Updated: May 19, 2018
Children of today are the creators and shapers of a Nation’s tomorrow. It’s therefore, the responsibility of every society and every nation to nurture a strong, healthy and intellectual youth. It is the duty of the government to take strict actions to ensure the children’s development in the best possible manner.
In the year 1986 Juvenile Justice Act, was enacted by our parliament to provide delinquent or neglected juveniles protection, development, and rehabilitation. Section 2(a) of the JJ Act 1986 defines the juvenile as a "boy who has not attained the age of 16 years and a girl who has not attained the age of 18 years" later on the parliament amended the Juvenile Justice Act in 2000 and has raised the age bar to 18 years for both girls and boys. In 2015 after Nirbhaya’s case (in 2012) the amendment took place again which reduced the age of juvenile from 18 to 16 years and permits the execution of juvenile of 16 years for heinous crimes, as an adult and could be tried by criminal courts for prosecuting and punishing as adults as per the gravity of the alleged offence.
But we should not forget the purpose behind the enactment of the Juvenile Justice Act. Its main idea is restorative and not retributive in nature, providing for rehabilitation and restoration of children who are in conflict with the law. Reducing the age to 16 is not a solution to the problem which the society is facing today but it will leave many categories of juveniles in danger who are really and genuinely in need of the protection of Juvenile Justice Law. The basic rule which should be followed and taken into consideration is that the plea of juvenility would be set aside and the juvenile will be tried in a criminal court if the crime committed by a minor is a heinous one. It should not be the age which is to be taken into consideration at the time of punishing the offender but the culpable mind which he possesses.

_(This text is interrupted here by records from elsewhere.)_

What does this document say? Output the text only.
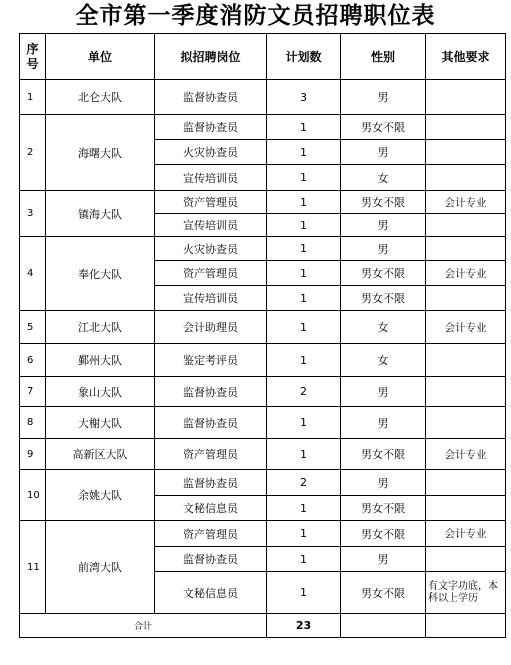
全市第一季度消防文员招聘职位表
序号	单位	拟招聘岗位	计划数	性别	其他要求
1	北仑大队	监督协查员	3	男	
2	海曙大队	监督协查员	1	男女不限	
		火灾协查员	1	男	
		宣传培训员	1	女	
3	镇海大队	资产管理员	1	男女不限	会计专业
		宣传培训员	1	男	
4	奉化大队	火灾协查员	1	男	
		资产管理员	1	男女不限	会计专业
		宣传培训员	1	男女不限	
5	江北大队	会计助理员	1	女	会计专业
6	鄞州大队	鉴定考评员	1	女	
7	象山大队	监督协查员	2	男	
8	大榭大队	监督协查员	1	男	
9	高新区大队	资产管理员	1	男女不限	会计专业
10	余姚大队	监督协查员	2	男	
		文秘信息员	1	男女不限	
11	前湾大队	资产管理员	1	男女不限	会计专业
		监督协查员	1	男	
		文秘信息员	1	男女不限	有文字功底，本科以上学历
合计			23		
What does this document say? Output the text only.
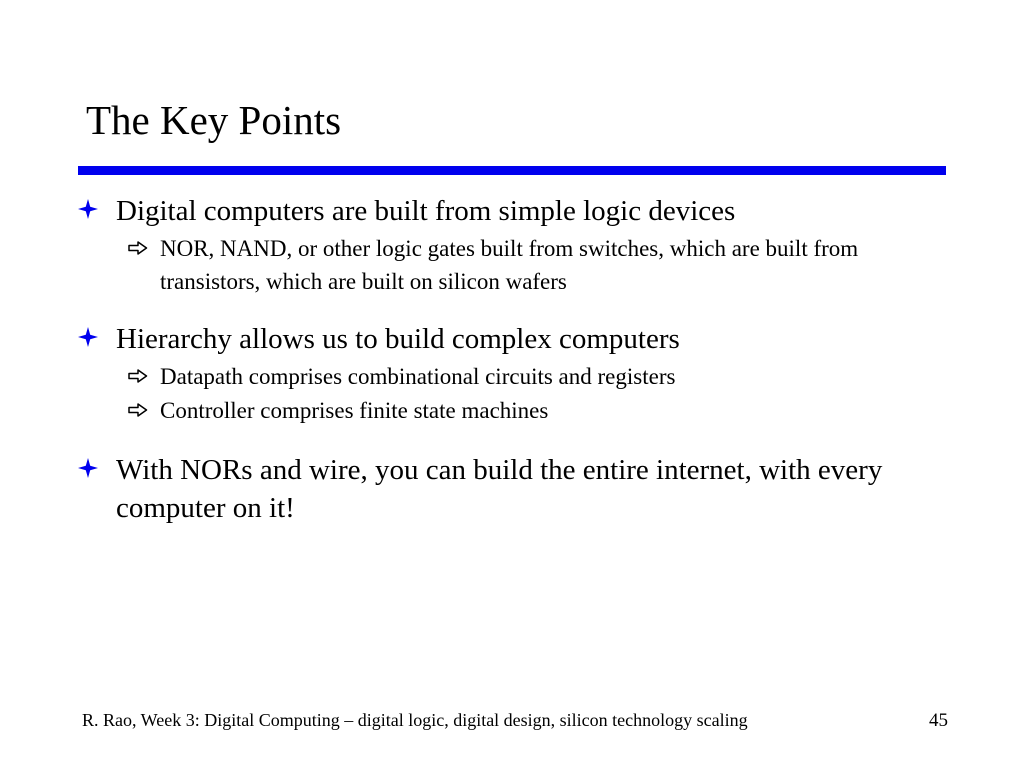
The Key Points
Digital computers are built from simple logic devices
NOR, NAND, or other logic gates built from switches, which are built from transistors, which are built on silicon wafers
Hierarchy allows us to build complex computers
Datapath comprises combinational circuits and registers
Controller comprises finite state machines
With NORs and wire, you can build the entire internet, with every computer on it!
R. Rao, Week 3: Digital Computing – digital logic, digital design, silicon technology scaling	45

As per Law definition of a child, India doesn't have uniformity in various Acts’. In Indian Law, several Acts considers that a person above the age of 18 is an adult. But on the other hand some law says that a person below the age of 18 cannot enter into a business contract, a person can have consensual sex at 16 but cannot marry below the age of 18/21 and he can consume alcohol only at the age of 25. JJ Act 2015 defines an adult who has completed the age of 16. But what happens when a child of 10 years commits the same crime. Is he an adult or a child? Which court is having the jurisdiction to try such criminal? When can a person be considered as an adult in the true sense? It seems that for the commission of crime we have a different age limit and for other obligations, the age is different which makes the person guilty. So Am I Guilty?
As it is rightly said,
"There can be no keener revelation of a society's soul than the way in which it treats its children."